Several studies have shown that the mortality rate among patients with HFrEF correlates closely with the level of reduced left ventricular EF (46, 47). Curtis et al. (47) based on the Digitalis Investigation Group (DIG) trial showed that the mortality rate increased proportionally with the decrease in the left ventricular EF. In this study, the mortality rates among patients group with left ventricular EF <15%, 16-25%, 26-35% and 36-45% were 51%, 41.7%, 31.4% and 25.6%, respectively. The mortality rates, however, were comparable among patients with HFpEF (23.3% among patients with left ventricular EF 46-55% versus 23.5% among patients with left ventricular >55%; p=0.25). Redfield et al. (48) described a relationship between the degree of diastolic dysfunction and mortality in HFpEF. Mortality rate in HFpEF increased as the degree of diastolic dysfunction increased. Compared to normal, mild diastolic dysfunction increased the risk of death by 8.3 fold (p<0.001) and moderate to severe diastolic dysfunction increased the risk of mortality by 10.2 fold (p<0.001).

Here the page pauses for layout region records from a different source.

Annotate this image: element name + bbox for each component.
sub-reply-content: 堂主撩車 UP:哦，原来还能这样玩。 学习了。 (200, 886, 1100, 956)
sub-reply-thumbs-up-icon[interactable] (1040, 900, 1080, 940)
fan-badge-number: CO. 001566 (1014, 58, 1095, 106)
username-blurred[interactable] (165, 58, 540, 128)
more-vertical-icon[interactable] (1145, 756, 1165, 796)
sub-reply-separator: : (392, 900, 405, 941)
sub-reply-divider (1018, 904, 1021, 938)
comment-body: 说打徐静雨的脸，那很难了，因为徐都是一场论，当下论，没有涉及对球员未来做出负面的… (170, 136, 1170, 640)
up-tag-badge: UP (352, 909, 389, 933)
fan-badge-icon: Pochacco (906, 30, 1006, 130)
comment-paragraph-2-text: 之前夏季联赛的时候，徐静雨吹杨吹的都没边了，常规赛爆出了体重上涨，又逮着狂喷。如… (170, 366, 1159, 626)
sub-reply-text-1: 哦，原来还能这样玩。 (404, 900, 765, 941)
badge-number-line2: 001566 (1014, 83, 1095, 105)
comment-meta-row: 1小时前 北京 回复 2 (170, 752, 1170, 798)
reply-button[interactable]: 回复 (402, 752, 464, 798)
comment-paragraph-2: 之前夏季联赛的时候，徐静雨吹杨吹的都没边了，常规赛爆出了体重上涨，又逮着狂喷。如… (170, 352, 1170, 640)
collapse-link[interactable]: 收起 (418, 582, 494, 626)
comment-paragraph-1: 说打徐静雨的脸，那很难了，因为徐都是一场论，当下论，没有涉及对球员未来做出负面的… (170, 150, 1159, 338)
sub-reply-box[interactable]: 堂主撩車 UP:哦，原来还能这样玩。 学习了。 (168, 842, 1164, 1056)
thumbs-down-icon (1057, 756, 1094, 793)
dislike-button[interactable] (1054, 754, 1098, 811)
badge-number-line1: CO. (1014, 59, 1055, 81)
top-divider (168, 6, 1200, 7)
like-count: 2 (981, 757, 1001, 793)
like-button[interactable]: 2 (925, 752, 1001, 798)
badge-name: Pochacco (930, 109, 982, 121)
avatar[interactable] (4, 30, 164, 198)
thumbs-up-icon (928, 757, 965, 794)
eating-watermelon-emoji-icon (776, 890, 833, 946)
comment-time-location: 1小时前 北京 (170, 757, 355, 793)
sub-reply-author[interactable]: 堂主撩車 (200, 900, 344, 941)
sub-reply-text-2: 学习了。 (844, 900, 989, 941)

The mode of death is also different between the two groups of patients. Among patients with reduced EF, death was due to cardiovascular causes in 64% of deaths (43% coronary heart disease and 21% other cardiovascular causes) and to non-cardiovascular causes in 36%. In contrast, deaths among patients with preserved EF were most commonly due to non-cardiovascular causes (49% of all deaths) followed by coronary artery disease (29%) and other cardiovascular (22%) causes (49). Similarly, Hamaguchi et al. (50) also showed that mortality from non-cardiovascular causes was significantly higher among HFpEF than among patients with HFrEF (28% vs. 18%, p=0.02). In particular, cardiovascular causes including sudden death, were more frequent among patients with reduced EF compared with patients with preserved EF (68% vs. 58%, p=0.02).

Conclusion

Despite the impressive achievements in the pharmacological and non-pharmacological treatment of HF patients which has undeniably improved the survival of these patients, the mortality still remains high particularly among elderly, male and African American patients. HFrEF patients have higher mortality rates, most commonly due to cardiovascular causes, compared with patients with HFpEF.

Footnotes

Conflict of interest: None declared.